かくして、女の拒絶により三島由紀夫の物語世界は破綻。三島由紀夫は「究極の無」を自覚させられ、認識が「死ね」と言い、三島由紀夫の生を終わらせる−−−ということにもなりうる。
(8)最終章 「男」という彷徨
だが、果たしてそうだろうか?
『豊饒の海』第一部『春の雪』の冒頭には「日露戦争の写真」が描写されるが、それはまるで「第二次世界大戦」で遠い以前に死んでいった友への鎮魂にも思える。
三島由紀夫は、自分の虚弱を許し、同じ虚弱の友を受け入れる。三島由紀夫がそういう人でもあったことを、忘れるべきではないだろう。三島由紀夫は友を求めて「男」となったのである。
三島由紀夫が生きてなにかを訴えた時、同時代の人間達は訴えに応じえたのか?
終章 五 本文より・・・
三島由紀夫は、果たして、「女」に拒絶されて死んだのか?(中略)果たして、一人の女の拒絶で、巨大なる世界は虚無に返りうるものなのか?(中略)「男への道」を歩き始めた後、なぜ三島由紀夫に寂寥と荒廃と悲惨が宿るのか?
「友」を求めて「友」はない。(中略)「戦後」を肯定的に捉えた三島由紀夫にとって、「戦後」は明確に「友」だったのである。その「友」は死んだ。気がついたら、もう遠い昔に死んでいた―『豊饒の海』の冒頭に置かれる「死者」の写真はそれを物語るのだと思われる。(以上、本文より)
【感想】
新潮文庫の三島由紀夫の本はオレンジ色で装丁されていたが、本書は表紙の中に三島由紀夫の新潮文庫の表紙があるという、とてもおチャメな装丁だ。
オミカンヒメは、時に、三島由紀夫作品に、耐えられない不快感を持つ。本書は、その不快感の原因について、答えをみつける手がかりとなった。
すなわち、「塔の中の王子さま」三島由紀夫は、他者に愛や救済を求めることに関して、激しい不能者と思われる。よって、三島作品を読むことは、三島の自己完結症に感染してしまうリスクを伴う。それが、三島作品の不健康感・不快感の原因である。というのが、オミカンヒメなりの答え。

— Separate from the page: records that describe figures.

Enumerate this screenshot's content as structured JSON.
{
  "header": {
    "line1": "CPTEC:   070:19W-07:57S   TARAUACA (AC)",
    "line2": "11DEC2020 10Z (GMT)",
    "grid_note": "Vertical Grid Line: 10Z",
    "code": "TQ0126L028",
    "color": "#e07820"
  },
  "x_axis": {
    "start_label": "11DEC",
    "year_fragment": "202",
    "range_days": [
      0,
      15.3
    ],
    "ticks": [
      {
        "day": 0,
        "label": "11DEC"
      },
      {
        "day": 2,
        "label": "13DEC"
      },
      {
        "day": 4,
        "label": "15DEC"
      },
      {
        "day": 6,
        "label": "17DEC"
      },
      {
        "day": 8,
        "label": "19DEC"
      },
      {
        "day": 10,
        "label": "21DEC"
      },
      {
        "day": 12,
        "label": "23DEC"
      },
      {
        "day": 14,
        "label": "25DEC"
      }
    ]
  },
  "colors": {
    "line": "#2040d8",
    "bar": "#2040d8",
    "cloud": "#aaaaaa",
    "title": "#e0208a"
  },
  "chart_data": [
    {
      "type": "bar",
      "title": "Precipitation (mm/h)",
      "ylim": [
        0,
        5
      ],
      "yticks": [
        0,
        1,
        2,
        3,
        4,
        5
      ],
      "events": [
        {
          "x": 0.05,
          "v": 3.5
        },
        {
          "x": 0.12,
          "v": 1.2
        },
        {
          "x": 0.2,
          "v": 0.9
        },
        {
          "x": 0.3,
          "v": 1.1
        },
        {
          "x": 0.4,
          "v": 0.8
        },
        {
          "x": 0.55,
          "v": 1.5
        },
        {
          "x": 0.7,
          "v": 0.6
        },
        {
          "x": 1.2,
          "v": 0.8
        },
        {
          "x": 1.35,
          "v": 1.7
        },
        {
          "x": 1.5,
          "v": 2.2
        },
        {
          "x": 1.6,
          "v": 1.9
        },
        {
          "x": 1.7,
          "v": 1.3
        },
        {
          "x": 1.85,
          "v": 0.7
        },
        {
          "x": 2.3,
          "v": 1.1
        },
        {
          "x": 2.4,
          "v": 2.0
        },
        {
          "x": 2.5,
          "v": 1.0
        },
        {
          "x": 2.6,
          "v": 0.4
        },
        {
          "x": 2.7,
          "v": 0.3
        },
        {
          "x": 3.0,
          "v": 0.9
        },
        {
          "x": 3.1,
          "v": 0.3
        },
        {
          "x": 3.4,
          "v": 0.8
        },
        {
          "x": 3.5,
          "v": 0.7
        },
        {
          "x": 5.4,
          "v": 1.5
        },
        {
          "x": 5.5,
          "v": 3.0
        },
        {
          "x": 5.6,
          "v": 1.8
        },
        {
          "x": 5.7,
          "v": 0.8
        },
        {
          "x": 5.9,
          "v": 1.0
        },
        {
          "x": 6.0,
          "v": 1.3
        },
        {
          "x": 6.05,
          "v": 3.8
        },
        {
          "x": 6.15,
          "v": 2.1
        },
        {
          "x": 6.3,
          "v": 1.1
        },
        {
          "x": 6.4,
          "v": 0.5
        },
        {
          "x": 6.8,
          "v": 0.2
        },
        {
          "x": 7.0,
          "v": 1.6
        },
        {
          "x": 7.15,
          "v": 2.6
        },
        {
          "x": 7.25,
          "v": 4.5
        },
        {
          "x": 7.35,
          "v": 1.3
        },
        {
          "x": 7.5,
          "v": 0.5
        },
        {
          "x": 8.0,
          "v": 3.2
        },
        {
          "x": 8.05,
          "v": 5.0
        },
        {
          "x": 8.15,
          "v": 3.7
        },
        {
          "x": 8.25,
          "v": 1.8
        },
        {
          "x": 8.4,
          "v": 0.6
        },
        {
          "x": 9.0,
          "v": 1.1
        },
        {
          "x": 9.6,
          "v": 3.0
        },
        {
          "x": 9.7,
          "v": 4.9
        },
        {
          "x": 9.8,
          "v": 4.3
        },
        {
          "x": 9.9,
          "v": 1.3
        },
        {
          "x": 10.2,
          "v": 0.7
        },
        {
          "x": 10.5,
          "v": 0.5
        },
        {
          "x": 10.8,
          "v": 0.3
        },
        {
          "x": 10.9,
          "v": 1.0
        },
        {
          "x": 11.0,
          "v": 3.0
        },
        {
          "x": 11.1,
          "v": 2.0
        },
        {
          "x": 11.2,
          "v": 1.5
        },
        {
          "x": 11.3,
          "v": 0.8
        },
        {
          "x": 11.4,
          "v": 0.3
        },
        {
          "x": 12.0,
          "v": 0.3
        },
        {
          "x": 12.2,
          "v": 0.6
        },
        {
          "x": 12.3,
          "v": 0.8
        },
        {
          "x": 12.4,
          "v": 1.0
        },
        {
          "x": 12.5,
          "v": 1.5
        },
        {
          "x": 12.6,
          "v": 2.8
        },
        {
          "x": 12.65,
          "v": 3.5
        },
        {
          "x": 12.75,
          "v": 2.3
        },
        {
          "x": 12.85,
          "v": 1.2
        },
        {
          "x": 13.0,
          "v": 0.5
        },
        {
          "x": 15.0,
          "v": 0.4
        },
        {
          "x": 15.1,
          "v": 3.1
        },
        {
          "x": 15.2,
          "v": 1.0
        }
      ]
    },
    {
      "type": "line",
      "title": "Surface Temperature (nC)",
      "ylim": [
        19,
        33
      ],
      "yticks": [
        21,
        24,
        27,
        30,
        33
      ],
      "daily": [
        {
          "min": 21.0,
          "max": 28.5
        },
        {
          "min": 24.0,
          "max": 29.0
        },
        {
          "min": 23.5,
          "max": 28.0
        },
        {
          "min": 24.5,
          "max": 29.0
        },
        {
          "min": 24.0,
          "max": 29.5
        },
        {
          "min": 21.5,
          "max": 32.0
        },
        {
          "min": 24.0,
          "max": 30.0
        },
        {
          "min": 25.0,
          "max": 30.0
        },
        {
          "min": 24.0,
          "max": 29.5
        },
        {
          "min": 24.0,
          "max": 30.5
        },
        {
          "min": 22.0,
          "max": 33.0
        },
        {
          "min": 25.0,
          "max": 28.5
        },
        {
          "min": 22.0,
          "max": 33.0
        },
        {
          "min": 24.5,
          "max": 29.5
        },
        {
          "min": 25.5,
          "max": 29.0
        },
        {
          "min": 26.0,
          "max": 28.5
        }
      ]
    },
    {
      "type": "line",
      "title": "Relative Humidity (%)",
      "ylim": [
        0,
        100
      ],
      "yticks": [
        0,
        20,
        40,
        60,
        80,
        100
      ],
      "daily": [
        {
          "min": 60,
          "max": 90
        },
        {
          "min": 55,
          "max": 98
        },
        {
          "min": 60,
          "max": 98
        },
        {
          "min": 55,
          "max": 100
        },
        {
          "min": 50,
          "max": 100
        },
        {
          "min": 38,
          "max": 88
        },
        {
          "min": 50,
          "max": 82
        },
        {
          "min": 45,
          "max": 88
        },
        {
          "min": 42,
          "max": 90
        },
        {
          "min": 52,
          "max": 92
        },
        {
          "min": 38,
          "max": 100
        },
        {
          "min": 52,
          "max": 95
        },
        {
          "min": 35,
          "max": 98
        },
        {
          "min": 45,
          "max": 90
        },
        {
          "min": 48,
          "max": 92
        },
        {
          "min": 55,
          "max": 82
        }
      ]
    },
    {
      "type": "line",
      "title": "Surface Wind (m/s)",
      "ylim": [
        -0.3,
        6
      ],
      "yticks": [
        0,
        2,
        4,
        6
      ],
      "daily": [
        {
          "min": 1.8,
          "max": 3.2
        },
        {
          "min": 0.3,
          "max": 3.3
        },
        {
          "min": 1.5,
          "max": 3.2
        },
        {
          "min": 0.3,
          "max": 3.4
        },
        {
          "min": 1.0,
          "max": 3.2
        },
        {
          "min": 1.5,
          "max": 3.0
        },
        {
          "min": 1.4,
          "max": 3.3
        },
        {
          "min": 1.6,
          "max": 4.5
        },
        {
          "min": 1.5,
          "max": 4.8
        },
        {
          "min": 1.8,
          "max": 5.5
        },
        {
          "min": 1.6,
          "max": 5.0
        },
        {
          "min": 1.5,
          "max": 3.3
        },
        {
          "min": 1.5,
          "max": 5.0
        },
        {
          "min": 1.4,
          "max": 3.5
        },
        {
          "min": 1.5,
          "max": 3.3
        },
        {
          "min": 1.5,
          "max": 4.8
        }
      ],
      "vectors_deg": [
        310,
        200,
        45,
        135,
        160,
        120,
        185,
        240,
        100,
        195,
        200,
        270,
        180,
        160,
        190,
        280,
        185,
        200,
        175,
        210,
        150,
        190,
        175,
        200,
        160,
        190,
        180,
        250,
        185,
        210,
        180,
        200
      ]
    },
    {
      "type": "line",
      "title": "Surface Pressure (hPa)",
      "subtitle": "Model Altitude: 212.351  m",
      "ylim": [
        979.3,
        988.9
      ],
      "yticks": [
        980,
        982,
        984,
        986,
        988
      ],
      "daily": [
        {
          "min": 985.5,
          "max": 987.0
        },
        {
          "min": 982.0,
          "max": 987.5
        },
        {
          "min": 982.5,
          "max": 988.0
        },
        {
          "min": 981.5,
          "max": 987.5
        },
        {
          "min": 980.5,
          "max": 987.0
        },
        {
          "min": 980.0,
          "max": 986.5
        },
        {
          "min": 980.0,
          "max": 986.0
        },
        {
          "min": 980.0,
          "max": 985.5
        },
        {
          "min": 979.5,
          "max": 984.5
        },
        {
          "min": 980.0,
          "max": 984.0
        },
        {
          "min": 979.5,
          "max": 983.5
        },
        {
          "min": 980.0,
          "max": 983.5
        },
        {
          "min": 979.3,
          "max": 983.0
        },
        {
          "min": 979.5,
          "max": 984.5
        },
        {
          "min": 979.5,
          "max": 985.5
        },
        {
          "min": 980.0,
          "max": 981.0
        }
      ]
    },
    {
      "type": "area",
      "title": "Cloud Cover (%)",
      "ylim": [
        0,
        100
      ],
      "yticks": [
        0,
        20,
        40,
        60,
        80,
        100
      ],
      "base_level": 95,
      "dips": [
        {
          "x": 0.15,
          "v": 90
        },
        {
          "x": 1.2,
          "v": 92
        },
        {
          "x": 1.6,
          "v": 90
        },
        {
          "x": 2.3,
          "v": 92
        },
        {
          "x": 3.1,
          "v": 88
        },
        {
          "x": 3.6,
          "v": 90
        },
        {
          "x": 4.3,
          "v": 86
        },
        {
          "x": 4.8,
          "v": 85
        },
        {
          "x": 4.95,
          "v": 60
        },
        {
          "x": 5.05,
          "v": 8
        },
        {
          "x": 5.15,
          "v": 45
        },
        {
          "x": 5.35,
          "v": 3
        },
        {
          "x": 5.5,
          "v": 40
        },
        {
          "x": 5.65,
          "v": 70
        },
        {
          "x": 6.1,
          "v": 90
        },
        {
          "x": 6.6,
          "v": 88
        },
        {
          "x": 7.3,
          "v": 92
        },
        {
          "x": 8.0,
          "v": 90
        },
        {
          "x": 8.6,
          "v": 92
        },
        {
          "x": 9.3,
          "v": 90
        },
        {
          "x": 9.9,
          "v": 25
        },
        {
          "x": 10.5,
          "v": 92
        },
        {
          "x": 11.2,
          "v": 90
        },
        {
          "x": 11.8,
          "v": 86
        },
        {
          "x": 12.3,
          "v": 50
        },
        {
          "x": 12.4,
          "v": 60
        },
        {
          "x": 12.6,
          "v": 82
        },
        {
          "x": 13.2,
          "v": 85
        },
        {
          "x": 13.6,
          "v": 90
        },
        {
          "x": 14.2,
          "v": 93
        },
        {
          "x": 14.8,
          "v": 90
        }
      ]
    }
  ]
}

三島由紀夫作品の多くは自己完結の壮麗な迷宮で、閉じ込められかねないリスクがあり、その迷宮を無事に出入するための金糸の玉を差し出すアリアドネが、本書と思われる。
とすれば、本書の装丁は、三島由紀夫文学という迷宮に対する客観的視点を意味していると思われる。
だが、客観的視点だけではない。
本書の装丁には戦後の昭和を思わせる空気があり、不思議な懐かしさを感じさせる。切ないような、いとおしむような。はっきり見えるのに、決してもう手が届かないような。
そもそも、橋本治の三島由紀夫論は、既に各作品中に点在している。特に、短文である『ロバート本』の「06」が傑作。三島由紀夫への賛美と異議申し立てをするなら、それは『ロバート本』で既に済んでいる。
だから、オミカンヒメには、最初、なぜ橋本治が三島由紀夫について独立した一冊の本を書いたのか、不思議だった。岸田秀のような、冴えた怨恨による三島由紀夫論を、橋本治が書く必要もないだろうにと。
この疑問は、本書の中に一貫して流れる鎮魂の調子に触れて、解決する。
特に、第二章二、三島由紀夫の死顔の写真を見た22歳の橋本治の、痛いような悲しみ。遠い昔に死んだ三島由紀夫を、若き日の戦没の友のように胸に住まわせているような。本書は、三島由紀夫と戦後への鎮魂歌でもある、というのがオミカンヒメの私見である。
文学とは鎮魂である、と橋本治は述べた(『文学たちよ!』あとがき)。また、鎮魂に敵味方は無い、と。であれば、鎮魂には、生きた時代の違いも無いのであろう。
遠い昔に死んだ「友」への、32年後の鎮魂歌。それをBGMに、金糸の玉がほどけて、糸が未来へ伸びていくのが見える。